Melati is based upon holding rich metadata about database objects. This metadata is held in three locations and three different formats: the database metadata tables, the JDBC metadata and generated java files.
The unique feature of Melati is that it does a three way unification between these three potentially conflicting sets of metadata.
We are talking about Unification as in Prolog, ie a procedure for making sets of variables with attributes equivalent.
If you have two lists of assigned variables then all those that occur in both and are equivalent unify, any which only occur in one are copied to the other and so unify. If a variable occurs in both but does not have equivalent attributes then unification fails.
In a three way unification one needs in theory to unify
A
with B
, unify the resultant
(A
or B
) with
C
and then unify the resultant (B
or C
)
with A
again, though we will see below that this last step is not
required in our case.
A PoemDatabase has an Active online catalog based on the relational model that is to say it has system tables called tableInfo and columnInfo which are used to store metadata about the tables and fields in the database.
All JDBC databases contain and can supply metadata about their contents through the DatabaseMetaData class of the JDBC API.
A Poem Table can support all SQL datatypes as columns, but Poem holds more metadata about a column than SQL does, for instance how to display the field.

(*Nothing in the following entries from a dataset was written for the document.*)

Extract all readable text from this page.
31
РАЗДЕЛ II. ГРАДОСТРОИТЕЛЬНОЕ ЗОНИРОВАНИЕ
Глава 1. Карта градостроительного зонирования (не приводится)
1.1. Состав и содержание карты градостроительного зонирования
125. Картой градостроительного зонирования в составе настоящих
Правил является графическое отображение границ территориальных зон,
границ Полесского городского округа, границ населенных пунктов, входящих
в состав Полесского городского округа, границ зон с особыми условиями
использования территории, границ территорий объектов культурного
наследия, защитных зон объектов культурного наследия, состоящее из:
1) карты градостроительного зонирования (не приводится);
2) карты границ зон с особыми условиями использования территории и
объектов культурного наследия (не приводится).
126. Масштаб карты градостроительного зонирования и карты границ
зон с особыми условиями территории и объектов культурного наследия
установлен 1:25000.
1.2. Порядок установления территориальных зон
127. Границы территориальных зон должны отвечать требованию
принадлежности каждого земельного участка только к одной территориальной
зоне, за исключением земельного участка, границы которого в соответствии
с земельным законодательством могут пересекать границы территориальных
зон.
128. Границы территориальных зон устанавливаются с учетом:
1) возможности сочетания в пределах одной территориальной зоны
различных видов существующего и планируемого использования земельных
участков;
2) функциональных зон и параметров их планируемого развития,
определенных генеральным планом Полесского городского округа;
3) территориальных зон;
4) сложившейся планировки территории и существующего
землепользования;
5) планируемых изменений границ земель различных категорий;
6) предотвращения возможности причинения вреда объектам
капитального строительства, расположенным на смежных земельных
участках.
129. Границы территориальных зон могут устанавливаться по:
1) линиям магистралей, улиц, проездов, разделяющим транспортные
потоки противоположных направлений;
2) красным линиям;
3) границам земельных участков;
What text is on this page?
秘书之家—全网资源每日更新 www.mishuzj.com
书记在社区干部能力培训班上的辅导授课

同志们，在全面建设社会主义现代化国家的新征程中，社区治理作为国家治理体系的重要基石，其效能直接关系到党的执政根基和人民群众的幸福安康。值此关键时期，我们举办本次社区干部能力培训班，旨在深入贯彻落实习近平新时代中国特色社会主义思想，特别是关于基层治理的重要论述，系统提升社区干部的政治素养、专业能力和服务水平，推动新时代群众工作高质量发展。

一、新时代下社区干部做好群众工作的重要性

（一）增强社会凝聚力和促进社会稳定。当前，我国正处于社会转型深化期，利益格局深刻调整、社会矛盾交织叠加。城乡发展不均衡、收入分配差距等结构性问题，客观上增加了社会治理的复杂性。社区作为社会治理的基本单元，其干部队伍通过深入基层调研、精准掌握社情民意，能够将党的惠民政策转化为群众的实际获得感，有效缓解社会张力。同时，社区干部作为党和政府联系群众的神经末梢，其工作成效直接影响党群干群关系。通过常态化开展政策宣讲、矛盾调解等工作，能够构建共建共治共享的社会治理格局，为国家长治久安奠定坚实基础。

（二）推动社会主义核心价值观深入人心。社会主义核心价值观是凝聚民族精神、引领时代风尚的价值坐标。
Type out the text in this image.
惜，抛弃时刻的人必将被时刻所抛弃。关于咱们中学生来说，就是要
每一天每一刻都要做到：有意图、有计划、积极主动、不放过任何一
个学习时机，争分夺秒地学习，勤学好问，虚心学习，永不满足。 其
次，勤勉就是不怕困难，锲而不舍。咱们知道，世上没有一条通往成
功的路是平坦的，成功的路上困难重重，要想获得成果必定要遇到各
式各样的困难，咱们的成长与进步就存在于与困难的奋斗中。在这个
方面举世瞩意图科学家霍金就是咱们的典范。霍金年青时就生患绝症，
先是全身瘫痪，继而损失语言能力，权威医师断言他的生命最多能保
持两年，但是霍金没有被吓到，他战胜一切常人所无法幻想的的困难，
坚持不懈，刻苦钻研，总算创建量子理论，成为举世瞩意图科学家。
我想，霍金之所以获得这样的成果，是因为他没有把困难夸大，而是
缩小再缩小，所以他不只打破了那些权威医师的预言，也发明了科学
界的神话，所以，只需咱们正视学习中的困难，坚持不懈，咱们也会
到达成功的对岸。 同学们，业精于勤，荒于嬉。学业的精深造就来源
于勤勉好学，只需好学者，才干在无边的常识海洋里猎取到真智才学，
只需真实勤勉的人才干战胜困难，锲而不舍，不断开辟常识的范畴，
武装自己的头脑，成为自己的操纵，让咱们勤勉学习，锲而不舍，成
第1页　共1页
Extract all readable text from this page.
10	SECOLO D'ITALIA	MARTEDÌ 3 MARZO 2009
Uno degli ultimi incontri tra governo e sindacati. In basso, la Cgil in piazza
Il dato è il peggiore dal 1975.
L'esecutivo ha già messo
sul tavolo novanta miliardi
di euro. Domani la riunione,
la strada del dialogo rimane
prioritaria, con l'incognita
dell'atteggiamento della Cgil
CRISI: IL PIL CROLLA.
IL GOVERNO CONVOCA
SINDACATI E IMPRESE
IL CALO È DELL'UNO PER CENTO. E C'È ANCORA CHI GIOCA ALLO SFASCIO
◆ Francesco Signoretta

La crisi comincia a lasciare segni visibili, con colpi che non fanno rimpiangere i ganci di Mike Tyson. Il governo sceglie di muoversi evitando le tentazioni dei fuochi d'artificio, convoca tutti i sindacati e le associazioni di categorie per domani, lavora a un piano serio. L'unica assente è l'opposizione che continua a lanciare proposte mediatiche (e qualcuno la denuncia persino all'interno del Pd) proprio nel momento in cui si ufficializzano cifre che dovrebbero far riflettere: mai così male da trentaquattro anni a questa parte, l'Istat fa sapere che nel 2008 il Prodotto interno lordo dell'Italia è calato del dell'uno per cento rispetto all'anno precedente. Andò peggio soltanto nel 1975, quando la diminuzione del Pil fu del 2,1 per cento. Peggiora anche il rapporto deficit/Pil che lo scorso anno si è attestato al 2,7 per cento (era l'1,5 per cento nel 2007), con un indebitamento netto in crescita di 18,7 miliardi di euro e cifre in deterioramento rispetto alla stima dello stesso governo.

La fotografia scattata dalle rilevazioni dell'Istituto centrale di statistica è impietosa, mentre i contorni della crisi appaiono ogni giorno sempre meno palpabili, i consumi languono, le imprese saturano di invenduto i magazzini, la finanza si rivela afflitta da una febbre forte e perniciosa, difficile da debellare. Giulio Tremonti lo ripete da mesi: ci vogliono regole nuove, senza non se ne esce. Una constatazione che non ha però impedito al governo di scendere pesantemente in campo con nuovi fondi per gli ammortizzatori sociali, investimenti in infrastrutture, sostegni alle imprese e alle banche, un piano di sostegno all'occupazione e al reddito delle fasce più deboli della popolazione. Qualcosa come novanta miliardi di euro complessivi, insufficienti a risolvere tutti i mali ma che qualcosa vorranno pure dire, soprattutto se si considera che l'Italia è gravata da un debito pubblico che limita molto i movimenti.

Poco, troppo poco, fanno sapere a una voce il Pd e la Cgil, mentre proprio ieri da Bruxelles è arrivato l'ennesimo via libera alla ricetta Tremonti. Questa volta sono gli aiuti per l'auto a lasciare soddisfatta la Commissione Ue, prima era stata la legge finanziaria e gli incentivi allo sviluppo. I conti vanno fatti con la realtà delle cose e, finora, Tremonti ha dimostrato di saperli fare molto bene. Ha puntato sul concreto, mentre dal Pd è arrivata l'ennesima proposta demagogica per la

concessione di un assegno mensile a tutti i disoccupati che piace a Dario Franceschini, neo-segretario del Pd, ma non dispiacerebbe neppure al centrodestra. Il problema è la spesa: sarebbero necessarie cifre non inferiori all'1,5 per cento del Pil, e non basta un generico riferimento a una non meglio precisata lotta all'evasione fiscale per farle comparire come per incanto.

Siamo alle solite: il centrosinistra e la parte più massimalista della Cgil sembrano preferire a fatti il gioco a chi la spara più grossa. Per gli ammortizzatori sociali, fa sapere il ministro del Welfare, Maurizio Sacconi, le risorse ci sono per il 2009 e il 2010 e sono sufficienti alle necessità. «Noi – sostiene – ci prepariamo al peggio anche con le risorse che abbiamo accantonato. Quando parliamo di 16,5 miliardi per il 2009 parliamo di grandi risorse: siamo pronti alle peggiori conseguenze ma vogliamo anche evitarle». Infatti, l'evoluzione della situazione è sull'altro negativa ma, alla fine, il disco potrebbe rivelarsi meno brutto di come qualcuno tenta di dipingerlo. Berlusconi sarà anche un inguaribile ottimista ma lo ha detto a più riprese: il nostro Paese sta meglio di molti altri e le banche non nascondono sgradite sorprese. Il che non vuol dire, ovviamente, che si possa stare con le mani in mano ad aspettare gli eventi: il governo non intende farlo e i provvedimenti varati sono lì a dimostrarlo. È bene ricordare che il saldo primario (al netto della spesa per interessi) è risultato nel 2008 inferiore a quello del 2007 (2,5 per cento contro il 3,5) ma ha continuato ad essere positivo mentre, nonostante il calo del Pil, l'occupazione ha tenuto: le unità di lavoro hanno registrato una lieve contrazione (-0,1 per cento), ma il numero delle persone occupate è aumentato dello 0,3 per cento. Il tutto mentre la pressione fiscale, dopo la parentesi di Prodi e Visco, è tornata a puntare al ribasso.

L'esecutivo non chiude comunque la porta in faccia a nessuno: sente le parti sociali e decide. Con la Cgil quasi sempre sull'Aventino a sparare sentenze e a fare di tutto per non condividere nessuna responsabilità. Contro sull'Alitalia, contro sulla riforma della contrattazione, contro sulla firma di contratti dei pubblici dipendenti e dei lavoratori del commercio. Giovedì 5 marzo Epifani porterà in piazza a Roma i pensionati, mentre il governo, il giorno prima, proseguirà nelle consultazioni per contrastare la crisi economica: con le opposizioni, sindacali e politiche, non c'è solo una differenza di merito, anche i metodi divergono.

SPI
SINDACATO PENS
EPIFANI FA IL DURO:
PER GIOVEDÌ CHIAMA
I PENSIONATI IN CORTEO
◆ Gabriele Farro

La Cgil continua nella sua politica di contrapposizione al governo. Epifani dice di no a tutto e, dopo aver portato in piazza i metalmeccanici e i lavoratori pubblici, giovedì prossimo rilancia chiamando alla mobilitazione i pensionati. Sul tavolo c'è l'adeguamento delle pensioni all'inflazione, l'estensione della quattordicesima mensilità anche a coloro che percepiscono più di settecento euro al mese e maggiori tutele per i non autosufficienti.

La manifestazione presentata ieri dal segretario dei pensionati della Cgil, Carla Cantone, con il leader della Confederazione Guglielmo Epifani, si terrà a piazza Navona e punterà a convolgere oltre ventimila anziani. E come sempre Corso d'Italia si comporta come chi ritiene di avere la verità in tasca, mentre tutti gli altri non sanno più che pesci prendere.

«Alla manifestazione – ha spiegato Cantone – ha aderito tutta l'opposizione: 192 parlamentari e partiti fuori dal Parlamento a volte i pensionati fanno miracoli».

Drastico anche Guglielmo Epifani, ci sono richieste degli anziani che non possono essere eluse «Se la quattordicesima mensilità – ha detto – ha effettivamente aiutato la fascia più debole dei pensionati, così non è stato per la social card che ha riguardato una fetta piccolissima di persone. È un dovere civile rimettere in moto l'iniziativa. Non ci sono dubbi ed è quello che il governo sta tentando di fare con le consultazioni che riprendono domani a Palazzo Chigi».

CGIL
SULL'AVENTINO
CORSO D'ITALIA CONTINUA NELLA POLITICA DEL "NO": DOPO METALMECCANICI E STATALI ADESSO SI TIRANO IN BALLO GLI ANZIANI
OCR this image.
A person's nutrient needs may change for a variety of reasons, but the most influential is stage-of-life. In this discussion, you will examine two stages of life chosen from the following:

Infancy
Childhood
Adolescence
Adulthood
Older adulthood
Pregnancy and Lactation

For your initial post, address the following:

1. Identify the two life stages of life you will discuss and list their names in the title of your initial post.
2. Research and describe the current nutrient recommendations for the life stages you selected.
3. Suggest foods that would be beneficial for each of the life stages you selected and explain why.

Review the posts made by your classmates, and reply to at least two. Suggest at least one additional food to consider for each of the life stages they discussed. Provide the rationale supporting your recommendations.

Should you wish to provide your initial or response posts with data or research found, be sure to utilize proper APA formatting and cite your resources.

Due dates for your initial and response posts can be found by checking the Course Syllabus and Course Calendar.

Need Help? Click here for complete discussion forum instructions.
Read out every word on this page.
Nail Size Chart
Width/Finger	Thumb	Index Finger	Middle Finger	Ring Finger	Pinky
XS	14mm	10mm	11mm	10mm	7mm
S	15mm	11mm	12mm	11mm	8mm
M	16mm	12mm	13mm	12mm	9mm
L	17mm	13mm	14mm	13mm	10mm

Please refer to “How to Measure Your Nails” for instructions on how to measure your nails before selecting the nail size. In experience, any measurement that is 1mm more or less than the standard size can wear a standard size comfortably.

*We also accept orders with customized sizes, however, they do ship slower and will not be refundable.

In the abstract, Prolog, sense unification between two trees is bi-directional, with no precedence, but our case is limited:
The equivalence function between Poem's datatypes and SQL datatypes (called
canRepresent) determines whether a JDBC column
is allowed to unify with a columnn in the columnInfo
table.
If you point melati at an empty database it will unify with a PoemDatabase creating tables and populating the metadata tables with results shown below:
Poem | Info | JDBC |
---|---|---|
TableInfoTable | tableinfo | TABLEINFO |
ColumnInfoTable | columninfo | COLUMNINFO |
TableCategoryTable | tablecategory | TABLECATEGORY |
If you point it at your database, then the Poem metadata tables are created and the information about them and your table is stored in them (the metadata tables hold information about themselves as per Codd's rule).
Poem | Info | JDBC |
---|---|---|
yourtable | YOURTABLE | |
TableInfoTable | tableinfo | TABLEINFO |
ColumnInfoTable | columninfo | COLUMNINFO |
TableCategoryTable | tablecategory | TABLECATEGORY |
You have a database, which is normalised and has a numeric primary key called
id
in each table and you want to represent this in java.
The unification process takes the following steps:
You have defined the database structure you want in a DSD file.
Depending upon your DBMS you may need to create an empty database, then point
Melati at that database and the unification process will create the tables
themselves and populate the tableinfo and columninfo tables for you.
If your application requires that some tables are populated with default
values, type tables for example, then you can add an ensure
method to
your table initialisation method to create these values if absent.
Once you have a functioning Poem database you can create a DSD using the Admin system DSD Report.
This can be fed back into the start of the process, enabling you to add meta data, such as verbose descriptions of fields and tables, using the Admin interface, and then recreate your data definition and hence your java source.
This feature is particularly powerful in a situation where you are capturing requirements with a customer, as you can add and delete tables and columns, reorder them and change their characteristics on the fly in real time, then export your DSD and capture the metadata in your java files.